Voici, extrait du site de Renaud Camus, la réponse d'un journaliste de "Têtu" expliquant le refus de publication d'un entretien avec RC :

La fin de cet entretien ne peut pas être publiée dans Têtu. Je cite : «Avez-vous voté Le Pen aux dernières élections présidentielles ? – Absolument pas. Je n'approuve pas du tout ses pochettes de veston. Vous me direz que c'est un détail, mais tout de même...»
C'est moi qui souligne "c'est un détail", car dans votre bouche et en réponse à une question sur Jean-Marie Le Pen, ce "détail" produit un effet de sens totalement obscène, puisqu'on pense immédiatement à Le Pen lui-même, qui juge que l'existence des chambres à gaz est un détail de l'histoire de la seconde guerre mondiale (ce qu'elle n'est pas, contrairement à ses pochettes, qui sont infiniment moins importantes que ses idées, dont vous ne dites rien).


J'ai découvert cet entretien avec étonnement en août 2002. Je venais de finir Buena Vista Park, livre épuisé emprunté à la bibliothèque de Paris.
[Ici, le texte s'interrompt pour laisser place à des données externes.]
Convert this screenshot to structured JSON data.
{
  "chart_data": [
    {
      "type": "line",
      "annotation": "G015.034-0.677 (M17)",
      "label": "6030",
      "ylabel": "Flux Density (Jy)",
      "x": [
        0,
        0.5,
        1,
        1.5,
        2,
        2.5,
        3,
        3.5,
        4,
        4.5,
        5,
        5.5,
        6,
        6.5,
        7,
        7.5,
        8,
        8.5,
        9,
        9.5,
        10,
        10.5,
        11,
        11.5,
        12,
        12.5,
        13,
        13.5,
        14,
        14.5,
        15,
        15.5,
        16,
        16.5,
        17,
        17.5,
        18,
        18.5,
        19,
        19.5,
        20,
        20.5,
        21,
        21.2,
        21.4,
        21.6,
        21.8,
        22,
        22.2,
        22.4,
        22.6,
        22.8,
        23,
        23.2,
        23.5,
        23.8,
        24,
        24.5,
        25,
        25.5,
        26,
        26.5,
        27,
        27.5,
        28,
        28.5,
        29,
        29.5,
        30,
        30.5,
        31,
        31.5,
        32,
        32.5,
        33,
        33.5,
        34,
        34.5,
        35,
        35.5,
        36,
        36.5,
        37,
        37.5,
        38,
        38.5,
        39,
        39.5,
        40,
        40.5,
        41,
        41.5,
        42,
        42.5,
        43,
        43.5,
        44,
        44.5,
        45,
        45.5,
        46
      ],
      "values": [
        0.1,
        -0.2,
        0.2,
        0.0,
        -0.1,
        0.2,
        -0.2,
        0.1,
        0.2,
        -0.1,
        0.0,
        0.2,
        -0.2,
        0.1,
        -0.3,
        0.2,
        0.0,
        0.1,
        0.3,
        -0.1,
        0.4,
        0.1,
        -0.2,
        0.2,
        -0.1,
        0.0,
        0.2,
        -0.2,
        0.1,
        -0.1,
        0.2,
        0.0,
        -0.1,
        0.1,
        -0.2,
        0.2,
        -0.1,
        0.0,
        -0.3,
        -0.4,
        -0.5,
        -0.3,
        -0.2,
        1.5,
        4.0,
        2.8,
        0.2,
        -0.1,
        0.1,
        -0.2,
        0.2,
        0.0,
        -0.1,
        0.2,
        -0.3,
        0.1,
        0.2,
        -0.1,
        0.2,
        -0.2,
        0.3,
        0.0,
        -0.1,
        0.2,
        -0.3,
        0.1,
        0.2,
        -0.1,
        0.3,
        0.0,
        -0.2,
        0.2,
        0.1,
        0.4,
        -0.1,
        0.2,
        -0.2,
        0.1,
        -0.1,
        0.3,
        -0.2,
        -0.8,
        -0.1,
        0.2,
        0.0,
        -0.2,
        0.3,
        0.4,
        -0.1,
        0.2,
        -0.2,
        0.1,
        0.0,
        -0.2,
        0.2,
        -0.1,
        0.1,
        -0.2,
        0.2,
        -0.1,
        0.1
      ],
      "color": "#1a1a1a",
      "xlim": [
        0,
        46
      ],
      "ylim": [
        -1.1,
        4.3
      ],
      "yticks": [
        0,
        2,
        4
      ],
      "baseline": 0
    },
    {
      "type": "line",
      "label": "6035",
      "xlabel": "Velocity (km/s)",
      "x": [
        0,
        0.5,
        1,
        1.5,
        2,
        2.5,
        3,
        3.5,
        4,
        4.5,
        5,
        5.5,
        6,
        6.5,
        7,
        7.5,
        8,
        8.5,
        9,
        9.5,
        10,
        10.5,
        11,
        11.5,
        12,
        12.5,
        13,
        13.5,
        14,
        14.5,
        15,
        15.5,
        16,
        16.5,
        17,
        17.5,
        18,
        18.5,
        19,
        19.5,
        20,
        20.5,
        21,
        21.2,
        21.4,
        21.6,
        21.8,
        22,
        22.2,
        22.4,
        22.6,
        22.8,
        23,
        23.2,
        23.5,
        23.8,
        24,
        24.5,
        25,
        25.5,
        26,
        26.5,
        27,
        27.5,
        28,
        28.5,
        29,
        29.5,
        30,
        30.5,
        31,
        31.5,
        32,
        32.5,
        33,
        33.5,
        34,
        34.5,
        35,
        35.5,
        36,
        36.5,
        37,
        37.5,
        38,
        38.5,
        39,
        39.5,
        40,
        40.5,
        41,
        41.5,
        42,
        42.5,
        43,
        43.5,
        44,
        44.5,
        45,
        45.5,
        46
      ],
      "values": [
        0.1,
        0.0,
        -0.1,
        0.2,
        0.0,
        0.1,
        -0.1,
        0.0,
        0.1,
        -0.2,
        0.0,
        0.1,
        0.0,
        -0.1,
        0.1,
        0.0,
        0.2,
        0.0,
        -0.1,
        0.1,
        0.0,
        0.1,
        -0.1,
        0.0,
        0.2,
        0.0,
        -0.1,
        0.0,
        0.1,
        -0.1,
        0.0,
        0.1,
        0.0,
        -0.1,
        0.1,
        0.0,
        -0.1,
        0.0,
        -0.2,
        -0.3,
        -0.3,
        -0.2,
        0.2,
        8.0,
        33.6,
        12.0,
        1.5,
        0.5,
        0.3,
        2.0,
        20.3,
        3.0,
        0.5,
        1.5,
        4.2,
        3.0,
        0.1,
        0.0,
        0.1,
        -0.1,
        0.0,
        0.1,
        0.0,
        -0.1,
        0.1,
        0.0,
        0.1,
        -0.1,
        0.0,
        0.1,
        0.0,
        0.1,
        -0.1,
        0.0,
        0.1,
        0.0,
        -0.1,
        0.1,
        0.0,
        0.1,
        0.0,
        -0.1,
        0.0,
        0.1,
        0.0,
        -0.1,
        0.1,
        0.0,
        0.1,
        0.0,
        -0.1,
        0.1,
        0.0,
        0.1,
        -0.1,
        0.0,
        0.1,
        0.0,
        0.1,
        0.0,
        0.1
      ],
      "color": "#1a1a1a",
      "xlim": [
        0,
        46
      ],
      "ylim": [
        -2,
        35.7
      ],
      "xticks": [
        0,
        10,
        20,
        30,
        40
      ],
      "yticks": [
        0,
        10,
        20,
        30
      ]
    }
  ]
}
Or dans ce livre ce trouve ces quelques lignes:

  • Hypocrisie

Imaginez le contexte et les explications nécessaires pour rendre tolérable, si c'est possible, l'affirmation suivante: qu'Untel a des cravates trop monstrueuses pour gouverner la France.

Renaud Camus, Buena Vista Park, p.30

  • Sainteté

Ne pas donner de signe, ne rien expliquer, renoncer à paraître, refuser de se justifier, ces abstentions vont de pair avec la plus grande maîtrise bathmologique (mais elle n'en sont pas la marque, ce serait trop facile, de sorte qu' on ne sait jamais.
Rapprocher cela de certaines sagesses orientales; ou de la tradition héroïque : le héros, ou simplement le gentleman, ou même l'épouse vertueuse, accusés de félonie refusent de se justifier. Etc.

Une sainteté bathmologique?

Ibid., p.22

Ainsi donc, Renaud Camus s'était trouvé dans un contexte tel qu'il avait pu mener son expérience à bien... J'étais partagée entre le rire et l'étonnement: aucun "vieux" lecteur ne s'en était-il aperçu?
(A leur décharge, précisons que Buena Vista Park était alors difficile à trouver. Aujourd'hui, il est (plus ou moins légalement, mais Hachette/P.O.L ayant disparu, il est difficile de savoir qui disposent des droits) en ligne.


De cette expérience je tirai deux conclusions : Renaud Camus était capable de se taire, de faire des private jokes sans jamais les partager. Prétention ou humour ou goût pour la victimisation, il n'avancerait aucune explication à décharge.
D'autre part il fallait tout lire et ne compter sur personne : les recoins recélaient des explications, il fallait les trouver, les comprendre, les lier.